The stock E15 with the XPE had 2 wire artifacts coming through the little optic and showing up in the beam.
The beam now is one of the smoothest beams I have ever seen coming through an optic as can be seen in the last picture.


----------



## THE_dAY (Mar 26, 2012)

calipsoii said:


> I have to hand it to Nichia - they really knocked it out of the park with those 2 emitters. Nice smooth beamshot with no color variation from hotspot to corona. Excellent color rendering. Right smack-dab in the middle of neutral white - not too warm and not too cool. I can't think of a single other LED that puts out a beam like that.
> 
> Crying shame about their customer service though. One gets the impression that they really couldn't care less about the North American market, and ordering a specific tint bin is just an exercise in frustration unless you want several thousand of them.



I don't know why Nichia makes it difficult to order specific bins.
Maybe they don't realize our growing hobbyist community not only as a viable market but as a great marketing opportunity for them by our word of mouth to the flashlight manufacturers.

At least we have the 219s coming soon over at the Marketplace in the SW45 temp!


----------



## degarb (Mar 26, 2012)

Just a shot, but I bet reason Cree technology is so far ahead of the others, is because they are interested in flash-light emitters. They may not make money at this market, but it pays (or mostly pays) for the technology, that can then be applied to fixed lighting. The short sightedness of Lumileds, Philips, would make me bet against their long term success; I bet they plan to steal the technology.


----------



## mattp (Jun 4, 2013)

Hi,
I know this is an old thread but just wanted to say thanks for going to this effort, it's very helpful! With McGizmo recently introducing the NVSL119 as an option as well as the NCSL119 I was having trouble deciding which to order in a new Haiku until I came across this thread, and I'm sure others will find it similarly useful. NVSL119 it is!
Cheers,
Matt


----------



## yoyoman (Jun 4, 2013)

^I didn't realize this was an old thread until I saw your post. I was interested in this thread for the reasons you stated and came to the same conclusion.


----------



## THE_dAY (Jun 4, 2013)

mattp said:


> Hi,
> I know this is an old thread but just wanted to say thanks for going to this effort, it's very helpful! With McGizmo recently introducing the NVSL119 as an option as well as the NCSL119 I was having trouble deciding which to order in a new Haiku until I came across this thread, and I'm sure others will find it similarly useful. NVSL119 it is!
> Cheers,
> Matt



Your welcome, 

Yeah the NVSL is better than the NCSL not only for the whiter tint but it also has a lower Vf for better efficiency and has a max current of 1500mA vs 700mA for the NCSL.

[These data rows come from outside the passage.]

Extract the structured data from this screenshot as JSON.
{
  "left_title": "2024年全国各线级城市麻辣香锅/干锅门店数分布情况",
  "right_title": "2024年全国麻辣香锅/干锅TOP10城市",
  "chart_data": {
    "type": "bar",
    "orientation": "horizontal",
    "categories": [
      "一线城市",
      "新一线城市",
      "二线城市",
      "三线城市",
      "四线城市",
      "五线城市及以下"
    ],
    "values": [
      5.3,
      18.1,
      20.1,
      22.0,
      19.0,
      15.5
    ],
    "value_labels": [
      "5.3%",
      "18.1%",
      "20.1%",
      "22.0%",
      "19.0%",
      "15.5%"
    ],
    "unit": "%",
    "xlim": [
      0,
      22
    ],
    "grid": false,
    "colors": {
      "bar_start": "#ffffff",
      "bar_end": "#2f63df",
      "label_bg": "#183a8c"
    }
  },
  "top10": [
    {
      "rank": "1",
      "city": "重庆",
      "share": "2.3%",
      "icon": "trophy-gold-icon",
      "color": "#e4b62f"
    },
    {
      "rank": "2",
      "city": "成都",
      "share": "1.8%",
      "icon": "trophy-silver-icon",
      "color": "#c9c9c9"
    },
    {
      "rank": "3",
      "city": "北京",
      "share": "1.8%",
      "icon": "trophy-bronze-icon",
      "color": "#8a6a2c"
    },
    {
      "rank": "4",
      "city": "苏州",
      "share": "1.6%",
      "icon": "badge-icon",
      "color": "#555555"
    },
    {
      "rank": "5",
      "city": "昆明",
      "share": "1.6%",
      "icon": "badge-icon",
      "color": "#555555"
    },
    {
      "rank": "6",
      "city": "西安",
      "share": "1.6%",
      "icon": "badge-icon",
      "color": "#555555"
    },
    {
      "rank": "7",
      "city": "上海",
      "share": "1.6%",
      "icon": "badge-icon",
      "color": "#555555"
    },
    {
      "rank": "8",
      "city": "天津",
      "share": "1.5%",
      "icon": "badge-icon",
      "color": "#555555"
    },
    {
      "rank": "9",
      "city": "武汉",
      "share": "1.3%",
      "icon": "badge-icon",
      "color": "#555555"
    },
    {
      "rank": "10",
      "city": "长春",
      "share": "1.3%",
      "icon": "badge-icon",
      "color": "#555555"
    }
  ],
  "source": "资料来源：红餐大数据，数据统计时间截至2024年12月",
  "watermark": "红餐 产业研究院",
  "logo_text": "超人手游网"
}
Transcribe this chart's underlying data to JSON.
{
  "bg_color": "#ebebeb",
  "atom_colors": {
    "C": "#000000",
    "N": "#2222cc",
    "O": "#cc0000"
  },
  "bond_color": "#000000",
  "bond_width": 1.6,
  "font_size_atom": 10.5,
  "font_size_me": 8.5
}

I honestly don't know why anyone would choose the NCSL option if NVSL is also available.


----------



## kaichu dento (Nov 9, 2013)

Some other threads I've been reading have me once again considering whether to swap out the emitter in my Haiku and it's compelling to see so much support for the NVSL.

Has anyone undertaken the change from the older 119 to 119v in their Haiku or other light?


----------



## archimedes (Nov 9, 2013)

I actually prefer the tint of the particular NCSL emitters I have... :shrug:


----------



## yoyoman (Nov 10, 2013)

Leaving tint aside for a moment, one important advantage off the 119V is the ability to be driven harder. McGizmo 6V Makai or AquaRam/Mule with 119V are driven at 1.4 A I believe. I have an AA light engine with a 119V. It isn't driven hard (not even close to potential). I prefer it in a Makai head over the Haiku head. I love the rose tint. Definitely not yellow.


----------